No emotion is depicted on the icon board, only hieroglyphic formulas—principles—of depiction. There is no effort to convey the psychological reality esteemed in the Western portrait tradition. All emphasis in is on leading the viewer in continuous motion toward an ascendant reality outside time and history. Sr. Eliseea’s incantatory calligraphic inscriptions advance the icon’s aspiration toward the sacred—the Logos—in its iconological aspect. This is a symbolic realm, conformed to theology but not identical to it.
Guiding the selections for One Faith, East and West is the assumption that faith is primary in matters of artistic achievement in sacred art. Were that true, this would have been more than the unexceptional exhibit that it is. True, in Sr. Eliseea’s icons faith and talent are in communion with each other. But her gifts are distinct from her faith.
Rouault once said that, with respect to sacred art, “one must begin by loving painting.” (Something quite different from loving the image of oneself as a Christian painter.) In commenting on the great periods of religious art in the past, Chagall remarked “. . . there were good and bad artists even then. The difference did not lie in their piety but in their painterly ability.”

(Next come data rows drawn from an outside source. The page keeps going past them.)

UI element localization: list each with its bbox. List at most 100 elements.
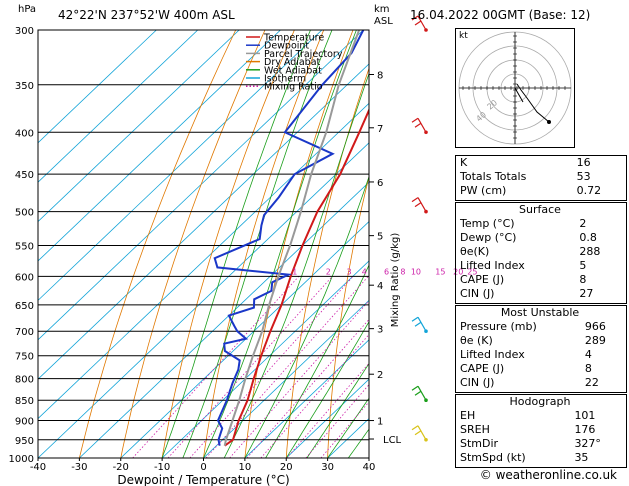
wind-barb-flag bbox=[411, 316, 419, 322]
mixing-ratio-label: 1 bbox=[292, 267, 297, 276]
legend-entry: Dry Adiabat bbox=[264, 57, 321, 68]
lcl-label: LCL bbox=[383, 435, 402, 446]
wind-barb-flag bbox=[411, 385, 419, 391]
unstable-value: 289 bbox=[584, 334, 606, 347]
km-tick-label: 5 bbox=[377, 232, 383, 243]
x-tick-label: -20 bbox=[113, 462, 129, 473]
indices-value: 53 bbox=[576, 170, 591, 183]
surface-label: CAPE (J) bbox=[460, 273, 505, 286]
legend-entry: Isotherm bbox=[264, 74, 306, 85]
pressure-tick-label: 900 bbox=[15, 417, 34, 428]
wet-adiabat bbox=[306, 362, 369, 458]
isotherm bbox=[38, 30, 364, 341]
mixing-ratio-line bbox=[246, 318, 369, 458]
pressure-tick-label: 500 bbox=[15, 208, 34, 219]
isotherm bbox=[244, 339, 369, 458]
surface-label: θe(K) bbox=[460, 245, 490, 258]
isotherm bbox=[38, 30, 281, 262]
unstable-label: θe (K) bbox=[460, 334, 493, 347]
wind-barb bbox=[417, 197, 427, 212]
pressure-tick-label: 400 bbox=[15, 128, 34, 139]
legend-entry: Parcel Trajectory bbox=[264, 49, 343, 60]
isotherm bbox=[38, 142, 369, 458]
hodo-value: 101 bbox=[574, 409, 596, 422]
unstable-label: Pressure (mb) bbox=[460, 320, 537, 333]
dry-adiabat bbox=[79, 30, 237, 458]
surface-value: 0.8 bbox=[579, 231, 597, 244]
mixing-ratio-line bbox=[305, 384, 369, 458]
indices-label: Totals Totals bbox=[460, 170, 527, 183]
pressure-tick-label: 1000 bbox=[9, 454, 34, 465]
storm-motion bbox=[514, 87, 524, 103]
x-tick-label: -40 bbox=[30, 462, 46, 473]
isotherm bbox=[38, 30, 199, 183]
indices-box bbox=[455, 155, 627, 201]
km-tick-label: 8 bbox=[377, 70, 383, 81]
surface-label: Temp (°C) bbox=[460, 217, 515, 230]
pressure-tick-label: 650 bbox=[15, 301, 34, 312]
table-row: θe(K) 288 bbox=[456, 245, 624, 259]
wind-barb-flag bbox=[411, 197, 419, 203]
x-tick-label: 10 bbox=[239, 462, 252, 473]
unstable-label: Lifted Index bbox=[460, 348, 525, 361]
hpa-label: hPa bbox=[18, 4, 37, 15]
x-tick-label: 30 bbox=[321, 462, 334, 473]
wind-barb-flag bbox=[414, 202, 422, 208]
mixing-ratio-label: 25 bbox=[467, 267, 477, 276]
table-row: Totals Totals 53 bbox=[456, 170, 624, 184]
x-axis-label: Dewpoint / Temperature (°C) bbox=[117, 473, 289, 486]
series-temperature bbox=[224, 107, 369, 447]
wet-adiabat bbox=[182, 30, 333, 458]
km-tick-label: 4 bbox=[377, 281, 383, 292]
wet-adiabat bbox=[327, 397, 369, 458]
table-row: StmSpd (kt) 35 bbox=[456, 451, 624, 465]
legend-entry: Temperature bbox=[263, 33, 324, 44]
surface-box bbox=[455, 202, 627, 304]
asl-label: ASL bbox=[374, 16, 393, 27]
table-row: SREH 176 bbox=[456, 423, 624, 437]
pressure-tick-label: 350 bbox=[15, 81, 34, 92]
hodo-label: StmSpd (kt) bbox=[460, 451, 526, 464]
isotherm bbox=[285, 378, 369, 458]
mixing-ratio-line bbox=[132, 276, 300, 458]
indices-table: K 16 Totals Totals 53 PW (cm) 0.72 bbox=[456, 156, 624, 198]
wind-barb-flag bbox=[414, 430, 422, 436]
x-tick-label: 40 bbox=[363, 462, 376, 473]
mixing-ratio-label: 8 bbox=[400, 267, 405, 276]
wind-barb-dot bbox=[424, 130, 428, 135]
wind-barb-dot bbox=[424, 398, 428, 403]
table-row: Lifted Index 4 bbox=[456, 348, 624, 362]
indices-label: K bbox=[460, 156, 468, 169]
km-tick-label: 1 bbox=[377, 417, 383, 428]
pressure-tick-label: 550 bbox=[15, 241, 34, 252]
hodo-label: SREH bbox=[460, 423, 490, 436]
unstable-value: 966 bbox=[584, 320, 606, 333]
surface-label: CIN (J) bbox=[460, 287, 495, 300]
wind-barb-flag bbox=[414, 122, 422, 128]
wind-barb bbox=[417, 15, 427, 31]
wet-adiabat bbox=[161, 30, 311, 458]
mixing-ratio-label: 4 bbox=[362, 267, 367, 276]
unstable-value: 22 bbox=[584, 376, 599, 389]
hodo-value: 176 bbox=[574, 423, 596, 436]
dry-adiabat bbox=[120, 30, 266, 458]
hodo-table-box bbox=[455, 394, 627, 468]
table-row: PW (cm) 0.72 bbox=[456, 184, 624, 198]
hodo-title: Hodograph bbox=[509, 395, 571, 408]
isotherm bbox=[38, 30, 157, 144]
pressure-tick-label: 450 bbox=[15, 170, 34, 181]
hodo-label: EH bbox=[460, 409, 476, 422]
hodo-table: Hodograph EH 101 SREH 176 StmDir 327° StmSpd (k… bbox=[456, 395, 624, 465]
pressure-tick-label: 300 bbox=[15, 26, 34, 37]
pressure-tick-label: 750 bbox=[15, 352, 34, 363]
wind-barb-dot bbox=[424, 437, 428, 442]
surface-label: Dewp (°C) bbox=[460, 231, 517, 244]
wind-barb-flag bbox=[414, 321, 422, 327]
hodo-value: 327° bbox=[574, 437, 601, 450]
isotherm bbox=[38, 63, 369, 380]
x-tick-label: 0 bbox=[200, 462, 206, 473]
mixing-ratio-line bbox=[167, 276, 333, 458]
table-row: EH 101 bbox=[456, 409, 624, 423]
wind-barb bbox=[417, 316, 427, 332]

Overall, there was not enough of interest to keep me hanging about the gallery for at least another hour. I ducked out into a downpour to an overpriced Italian restaurant close by. Pappardelle con ragù degli Appennini is, undeniably, a thing of beauty. And Montepulciano is good for wet feet.
I never made the lecture. It was not necessary. There was nothing talk could add to the testimony on the walls.
NOTE: This site was hacked some months ago. Rogue ads were inserted into text. Images were erased. Many images—i.e. those by Dony Mcmanus and Sr. Papacioc—cannot be replaced.